The Bannister Building looks distinct among the typical red-brick buildings on campus, yet students walking by, preoccupied by their phones and classes, fail to notice the 40-foot-long steel columns suspended from the building.
Wooden artifacts like a violin and wood samples the size of a dinner plate are scattered throughout the lobby, which would normally be open to the public if it weren’t for COVID-19.
But hiding in the basement, home of the University of Arizona Laboratory of Tree-Ring Research, is the largest collection of tree-ring samples in the world.
The world-renowned research facility that studies tree samples from around the globe, received a grant of $100,180 from the National Parks Service to conserve and catalog 210 linear feet of samples of iconic tree-rings according to the lab’s website.
The samples are archived in shelves double the size of a full-grown man. The stark fluorescent-lit archive smells like an old, neglected high school woodshop, even though the facility was built just nine years ago.
“One of the main points of the archive is to allow us to reuse the samples,” said Curator of Collections Peter Brewer.
To do this, they need to “gather as much information as possible,” so it can be cross-referenced to other research topics, from dendroarchaeology to climate analysis.
Brewer said it can take hours to days to catalog and archive the samples. Cataloging samples requires knowledge of the tree species, location where the sample was taken, the date and who collected it among other tedious factors, he said.
They received samples from decades ago where the only description from the sample’s location was “over from the white rock where we had lunch yesterday,” said Martin Munro, a senior research specialist at the lab.
Ramzi Touchan, a research professor, showed a booklet that scientists now use to track the exact location of tree samples taken in the field.

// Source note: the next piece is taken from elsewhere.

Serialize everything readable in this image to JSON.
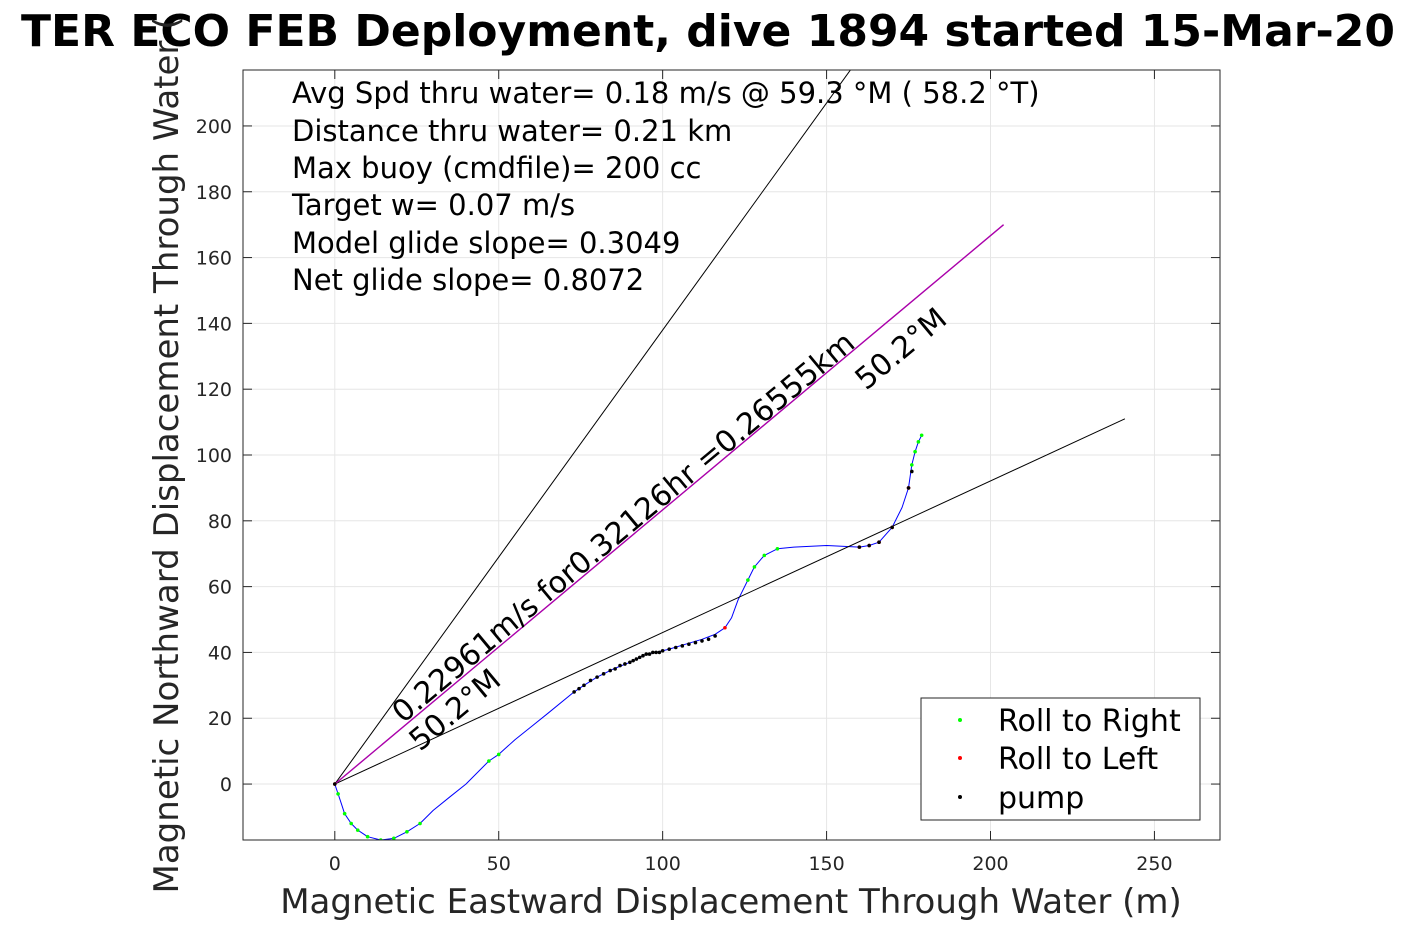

He used it while sampling trees in the Mediterranean a few years ago.
Archiving the samples properly is important for future research conducted too, according to Brewer.
Brewer pointed out the 42 boxes of archived Sequoia samples stacked up to the ceiling. Each box had an image of the tree species on the outside, and below them were hundreds more samples waiting to be organized with small, white identification cards nailed into their sides.
When opened, the boxes contain trimmed pieces of the core that assemble like a puzzle. Individually they are around 14 inches long, but when put together the samples create a five-meter-wide piece of wood, on which two students could lay down head-to-toe comfortably.
“[Munro and Touchan] are fantastic scientists,” Brewer said, “but that’s the stuff they need to focus on … you need a librarian to get everything organized.”
The Laboratory of Tree-Ring Research researches dendroarchaeology using Giant Sequoia samples from California. Researchers use the cores to study environmental trends across thousands of years of history by studying burn scars and spacing between the rings.
“When you have two millennia of information, you can look at events from the past and compare it to the present,” Touchan said. “The tree rings evolve to show the difference between the past and the present. That’s how we can learn about climate change.”